Understanding your partner's sex language will show them how attentive you are and it will lead to better intimacy. Learning to be intuitive and understanding intimacy is a skill that most couples don't know they need.
After you settle in with each other, maybe your significant other's sex drive is higher or lower than you want it to be. Maybe you want to try something new, but it isn't their cup of tea.
Some people are delusional enough to think that sex is not an important factor in a relationship. They think that as long as there is some sort of intimacy, other than sex, that their relationship is stronger than most. Don't let these rantings of miserable people fool you. Sex lives matter!
Yes, being with someone that you love should be more than about sex. There are other important aspects of a relationship that should prove fulfilling, but no matter how happy you may claim to be, if sex is lacking then there's a big problem.
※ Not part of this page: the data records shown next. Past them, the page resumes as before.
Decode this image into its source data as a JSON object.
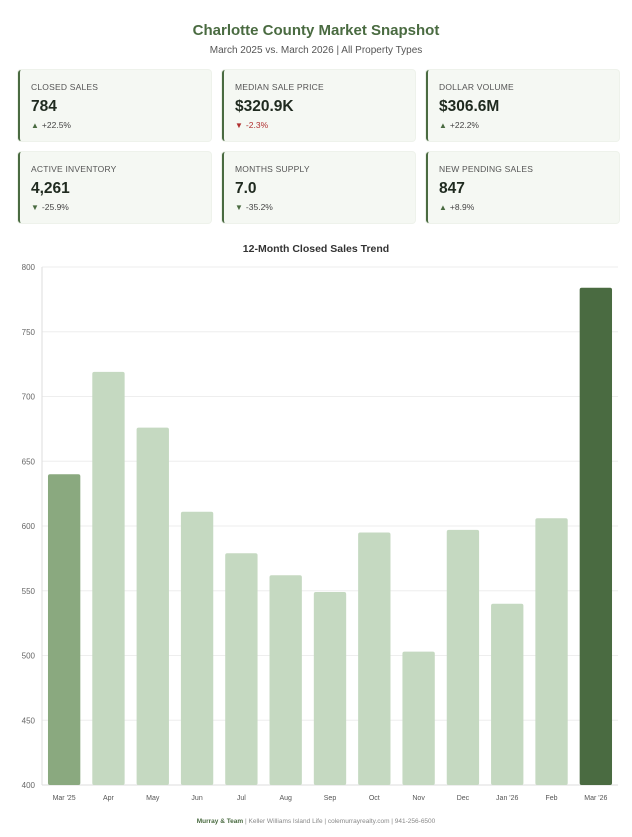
{
  "header": {
    "title": "Charlotte County Market Snapshot",
    "subtitle": "March 2025 vs. March 2026 | All Property Types"
  },
  "cards": [
    {
      "label": "CLOSED SALES",
      "value": "784",
      "change": "+22.5%",
      "direction": "up"
    },
    {
      "label": "MEDIAN SALE PRICE",
      "value": "$320.9K",
      "change": "-2.3%",
      "direction": "down-negative"
    },
    {
      "label": "DOLLAR VOLUME",
      "value": "$306.6M",
      "change": "+22.2%",
      "direction": "up"
    },
    {
      "label": "ACTIVE INVENTORY",
      "value": "4,261",
      "change": "-25.9%",
      "direction": "down"
    },
    {
      "label": "MONTHS SUPPLY",
      "value": "7.0",
      "change": "-35.2%",
      "direction": "down"
    },
    {
      "label": "NEW PENDING SALES",
      "value": "847",
      "change": "+8.9%",
      "direction": "up"
    }
  ],
  "colors": {
    "accent": "#4a6b41",
    "bar_light": "#c5d9c1",
    "bar_mid": "#8aa97f",
    "bar_dark": "#4a6b41",
    "negative": "#b03030"
  },
  "chart_data": {
    "type": "bar",
    "title": "12-Month Closed Sales Trend",
    "categories": [
      "Mar '25",
      "Apr",
      "May",
      "Jun",
      "Jul",
      "Aug",
      "Sep",
      "Oct",
      "Nov",
      "Dec",
      "Jan '26",
      "Feb",
      "Mar '26"
    ],
    "values": [
      640,
      719,
      676,
      611,
      579,
      562,
      549,
      595,
      503,
      597,
      540,
      606,
      784
    ],
    "highlight": {
      "first": "Mar '25",
      "last": "Mar '26"
    },
    "ylim": [
      400,
      800
    ],
    "yticks": [
      400,
      450,
      500,
      550,
      600,
      650,
      700,
      750,
      800
    ],
    "xlabel": "",
    "ylabel": "",
    "grid": true
  },
  "footer": {
    "brand": "Murray & Team",
    "details": " | Keller Williams Island Life | colemurrayrealty.com | 941-256-6500"
  }
}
Personally I feel like if a couple is not having sex, and if they are not sleeping in the same bed together, they might as well be roommates! Before someone starts to complain about how being in love is more important, along with honesty, and trust, and communication, just stop and think. Honesty, trust and communication, and even love are all qualities that most true friends share with one another. If you're truly IN LOVE with your partner, then sex should come naturally, or a great effort needs to be put into making time for sex.
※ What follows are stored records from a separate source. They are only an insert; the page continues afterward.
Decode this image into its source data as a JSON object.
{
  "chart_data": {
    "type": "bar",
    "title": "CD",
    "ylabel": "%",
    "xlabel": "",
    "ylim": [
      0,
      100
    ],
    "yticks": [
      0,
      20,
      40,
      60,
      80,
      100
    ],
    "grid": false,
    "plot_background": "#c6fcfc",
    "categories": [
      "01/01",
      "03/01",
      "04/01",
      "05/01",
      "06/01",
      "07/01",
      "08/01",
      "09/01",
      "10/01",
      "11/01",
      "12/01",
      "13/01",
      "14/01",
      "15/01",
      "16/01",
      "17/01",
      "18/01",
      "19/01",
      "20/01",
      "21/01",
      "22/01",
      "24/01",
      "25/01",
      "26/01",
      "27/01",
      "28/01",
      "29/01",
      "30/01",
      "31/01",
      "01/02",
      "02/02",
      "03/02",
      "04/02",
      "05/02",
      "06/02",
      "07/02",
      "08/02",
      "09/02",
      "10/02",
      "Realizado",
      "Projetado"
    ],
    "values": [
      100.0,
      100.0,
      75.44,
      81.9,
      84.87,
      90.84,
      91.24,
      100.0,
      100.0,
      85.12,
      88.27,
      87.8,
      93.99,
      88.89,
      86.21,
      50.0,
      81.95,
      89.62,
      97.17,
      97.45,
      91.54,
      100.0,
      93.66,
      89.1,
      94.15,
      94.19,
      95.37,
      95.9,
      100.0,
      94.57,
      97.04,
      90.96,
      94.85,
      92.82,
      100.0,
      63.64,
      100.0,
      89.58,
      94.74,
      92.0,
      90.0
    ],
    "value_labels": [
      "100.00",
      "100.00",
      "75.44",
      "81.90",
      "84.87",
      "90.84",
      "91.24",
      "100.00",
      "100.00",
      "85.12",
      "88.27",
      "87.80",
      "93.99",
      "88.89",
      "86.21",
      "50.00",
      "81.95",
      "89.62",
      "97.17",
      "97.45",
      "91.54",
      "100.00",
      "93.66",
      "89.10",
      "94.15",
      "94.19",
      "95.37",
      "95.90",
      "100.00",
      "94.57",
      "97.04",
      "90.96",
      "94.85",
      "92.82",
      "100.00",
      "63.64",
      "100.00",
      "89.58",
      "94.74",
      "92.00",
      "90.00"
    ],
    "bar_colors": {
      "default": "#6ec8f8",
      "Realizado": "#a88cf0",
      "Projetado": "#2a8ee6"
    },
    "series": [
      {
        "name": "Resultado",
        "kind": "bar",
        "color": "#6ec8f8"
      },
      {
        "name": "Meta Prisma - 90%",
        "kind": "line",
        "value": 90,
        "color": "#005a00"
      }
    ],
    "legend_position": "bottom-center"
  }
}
My boyfriend and I have sex often. At least 4 times a week. This has actually dwindled down from 2 times a day everyday, when we first started dating. Obviously the decline is natural, but we make sure to keep up on it. He definitely doesn't mind at all. We naturally gravitate towards each other. The sexual chemistry is strong and it doesn't take much for us to start dancing horizontally, but sometimes we'll look up and realize we haven't had sex in well over a week! I understand that this may not seem drastic to most, but it is to us, and to each his own. We know that sex is important and we love it. I personally get a little more stir crazy when we go days without sex, but given the circumstances of his last relationship....let's just say he has been conditioned to wait for months on end (ouch).
This leads me back into sexpectations. I don't like going more than 4 days without having sex. I have a high libido and I enjoy regular sex. I enjoy the intensity of love making, and the pain of rough wild sex. On the other hand, while by boyfriend is willing to accommodate me, he is more relaxed when it comes to sex. Don't get me wrong. He enjoys it. How could be not. However, referring to earlier, in his last relationship, he had to beg for intimacy. He had to jump through hoops and the whole sexually aspect of his old relationship was very vanilla - no pun intended. It was boring. Having experienced this for years, has conditioned him to be OK with going without sex, but it's also great because he gets so excited by some of the basic things I show him.